I was really worried that day, as I knew that the Rust CI queue is always way too long.
A member of Rust Infra Team set a higher priority on the revert PR,
so that it was expected to get merged before midnight.
We were all relieved and had a good sleep.
Oops! The CI build of revert PR failed. A mysterious timeout. Well, fine. We could always kick off a new build and get it merged and then everyone is happy. But, no. Not this time. It was already 21:40 when we spotted the timeout, and a full CI build on rust-lang/rust usually takes around 3 hours. That is to say, we were too late to ship the revert to the next nightly release, and My bug could have started biting everyone after midnight! I begged Rust Infra Team to disable the nightly auto-release temporarily, and thankfully people were around to help.

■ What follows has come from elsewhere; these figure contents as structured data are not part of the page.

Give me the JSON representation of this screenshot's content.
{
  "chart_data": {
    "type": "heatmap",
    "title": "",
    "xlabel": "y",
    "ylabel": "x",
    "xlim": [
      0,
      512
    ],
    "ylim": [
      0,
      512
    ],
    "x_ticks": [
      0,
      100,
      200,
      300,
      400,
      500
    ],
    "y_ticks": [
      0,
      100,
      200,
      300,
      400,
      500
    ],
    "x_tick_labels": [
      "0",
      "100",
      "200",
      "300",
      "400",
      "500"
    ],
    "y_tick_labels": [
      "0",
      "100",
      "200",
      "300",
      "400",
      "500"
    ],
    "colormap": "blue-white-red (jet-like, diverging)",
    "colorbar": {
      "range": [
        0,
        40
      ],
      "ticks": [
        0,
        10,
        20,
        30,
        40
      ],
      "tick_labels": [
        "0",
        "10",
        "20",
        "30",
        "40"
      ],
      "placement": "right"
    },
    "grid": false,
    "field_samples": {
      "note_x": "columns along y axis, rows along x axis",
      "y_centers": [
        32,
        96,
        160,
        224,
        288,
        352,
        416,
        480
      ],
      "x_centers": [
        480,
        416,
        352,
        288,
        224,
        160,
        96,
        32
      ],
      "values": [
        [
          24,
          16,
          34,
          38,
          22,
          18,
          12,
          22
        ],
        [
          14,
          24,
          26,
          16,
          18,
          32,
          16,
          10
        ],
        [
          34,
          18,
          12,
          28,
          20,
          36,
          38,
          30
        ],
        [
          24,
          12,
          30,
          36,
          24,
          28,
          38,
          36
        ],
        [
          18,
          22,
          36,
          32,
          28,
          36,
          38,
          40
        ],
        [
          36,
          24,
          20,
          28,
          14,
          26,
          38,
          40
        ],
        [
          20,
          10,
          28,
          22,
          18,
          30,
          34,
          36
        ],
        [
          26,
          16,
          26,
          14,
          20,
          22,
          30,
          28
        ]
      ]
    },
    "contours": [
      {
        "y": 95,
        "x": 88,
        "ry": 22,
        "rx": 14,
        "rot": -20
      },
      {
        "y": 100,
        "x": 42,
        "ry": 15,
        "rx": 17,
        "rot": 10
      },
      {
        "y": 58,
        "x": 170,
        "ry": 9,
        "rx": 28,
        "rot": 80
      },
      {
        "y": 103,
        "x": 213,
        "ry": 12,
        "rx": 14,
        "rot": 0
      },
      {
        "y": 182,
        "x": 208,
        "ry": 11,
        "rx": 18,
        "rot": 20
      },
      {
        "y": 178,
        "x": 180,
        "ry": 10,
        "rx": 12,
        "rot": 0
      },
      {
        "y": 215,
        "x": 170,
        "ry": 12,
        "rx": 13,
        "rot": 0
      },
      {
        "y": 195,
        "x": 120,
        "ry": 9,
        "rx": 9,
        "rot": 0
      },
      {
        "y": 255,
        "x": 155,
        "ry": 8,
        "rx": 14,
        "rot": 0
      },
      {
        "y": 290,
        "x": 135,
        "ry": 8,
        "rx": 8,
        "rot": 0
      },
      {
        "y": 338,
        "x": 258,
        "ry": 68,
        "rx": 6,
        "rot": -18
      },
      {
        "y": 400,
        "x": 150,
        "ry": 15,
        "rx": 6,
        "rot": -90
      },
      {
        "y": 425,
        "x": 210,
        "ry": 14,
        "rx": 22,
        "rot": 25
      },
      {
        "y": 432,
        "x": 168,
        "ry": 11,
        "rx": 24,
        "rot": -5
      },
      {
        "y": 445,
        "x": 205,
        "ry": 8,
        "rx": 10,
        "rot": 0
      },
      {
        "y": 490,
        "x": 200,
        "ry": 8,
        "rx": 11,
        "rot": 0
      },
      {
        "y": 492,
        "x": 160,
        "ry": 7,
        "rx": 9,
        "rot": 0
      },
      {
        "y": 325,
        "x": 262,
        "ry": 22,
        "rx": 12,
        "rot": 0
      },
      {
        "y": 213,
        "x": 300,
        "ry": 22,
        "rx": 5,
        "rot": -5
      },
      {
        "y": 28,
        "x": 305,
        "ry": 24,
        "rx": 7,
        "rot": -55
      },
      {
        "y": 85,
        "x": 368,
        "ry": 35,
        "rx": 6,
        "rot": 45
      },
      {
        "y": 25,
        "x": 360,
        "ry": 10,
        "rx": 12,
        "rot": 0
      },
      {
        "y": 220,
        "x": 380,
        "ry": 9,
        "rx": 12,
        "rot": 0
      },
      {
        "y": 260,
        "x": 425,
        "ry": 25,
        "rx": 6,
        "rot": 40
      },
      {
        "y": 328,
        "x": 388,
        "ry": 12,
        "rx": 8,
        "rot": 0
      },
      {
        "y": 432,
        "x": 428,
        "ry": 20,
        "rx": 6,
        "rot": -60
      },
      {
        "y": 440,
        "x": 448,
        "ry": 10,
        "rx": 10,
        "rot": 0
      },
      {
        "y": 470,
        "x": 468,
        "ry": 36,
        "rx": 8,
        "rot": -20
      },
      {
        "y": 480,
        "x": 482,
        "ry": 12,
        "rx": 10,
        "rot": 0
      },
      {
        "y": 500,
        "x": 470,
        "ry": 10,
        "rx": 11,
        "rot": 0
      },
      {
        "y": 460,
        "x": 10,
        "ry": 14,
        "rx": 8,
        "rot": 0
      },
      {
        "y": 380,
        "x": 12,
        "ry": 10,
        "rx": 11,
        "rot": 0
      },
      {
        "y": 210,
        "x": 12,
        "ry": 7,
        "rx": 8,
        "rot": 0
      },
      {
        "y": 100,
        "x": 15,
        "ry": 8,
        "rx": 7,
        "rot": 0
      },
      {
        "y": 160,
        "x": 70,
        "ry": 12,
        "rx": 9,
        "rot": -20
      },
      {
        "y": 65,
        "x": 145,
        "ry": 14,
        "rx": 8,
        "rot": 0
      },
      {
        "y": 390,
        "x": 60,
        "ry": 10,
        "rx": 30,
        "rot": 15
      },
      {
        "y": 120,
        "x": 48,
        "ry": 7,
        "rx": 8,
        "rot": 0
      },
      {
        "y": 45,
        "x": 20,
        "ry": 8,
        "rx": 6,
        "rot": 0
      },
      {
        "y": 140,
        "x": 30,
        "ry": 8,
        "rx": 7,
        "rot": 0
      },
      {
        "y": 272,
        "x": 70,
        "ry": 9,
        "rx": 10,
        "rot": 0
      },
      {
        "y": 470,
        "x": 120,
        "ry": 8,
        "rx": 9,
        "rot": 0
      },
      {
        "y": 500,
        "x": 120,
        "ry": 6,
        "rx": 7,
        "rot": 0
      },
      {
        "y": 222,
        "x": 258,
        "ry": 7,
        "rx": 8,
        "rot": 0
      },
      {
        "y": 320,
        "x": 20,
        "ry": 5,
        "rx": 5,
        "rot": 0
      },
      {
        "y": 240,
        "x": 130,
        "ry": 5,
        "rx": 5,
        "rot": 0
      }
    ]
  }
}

They disabled the CI pipeline and did a manual release.
bors timeout!!!
Although the story ended here, I still couldn’t make myself calm until we can prevent this from happening again. I posted a pull request adding tests to ensure the behaviour always successful. I also plan to add a new CI pipeline to verify builds of some real world projects during the CI of rust-lang/cargo. Thanks @lqd for always keeping an eye on abnormal performance build. Thanks @Mark-Simulacrum for helping trigger the manual release process at midnight. Also thanks @ehuss for trusting me with dealing with the entire incident. I couldn’t have had this precious experience without their helps and trust.
Just realized that I lost an opportunity to become famous 😗.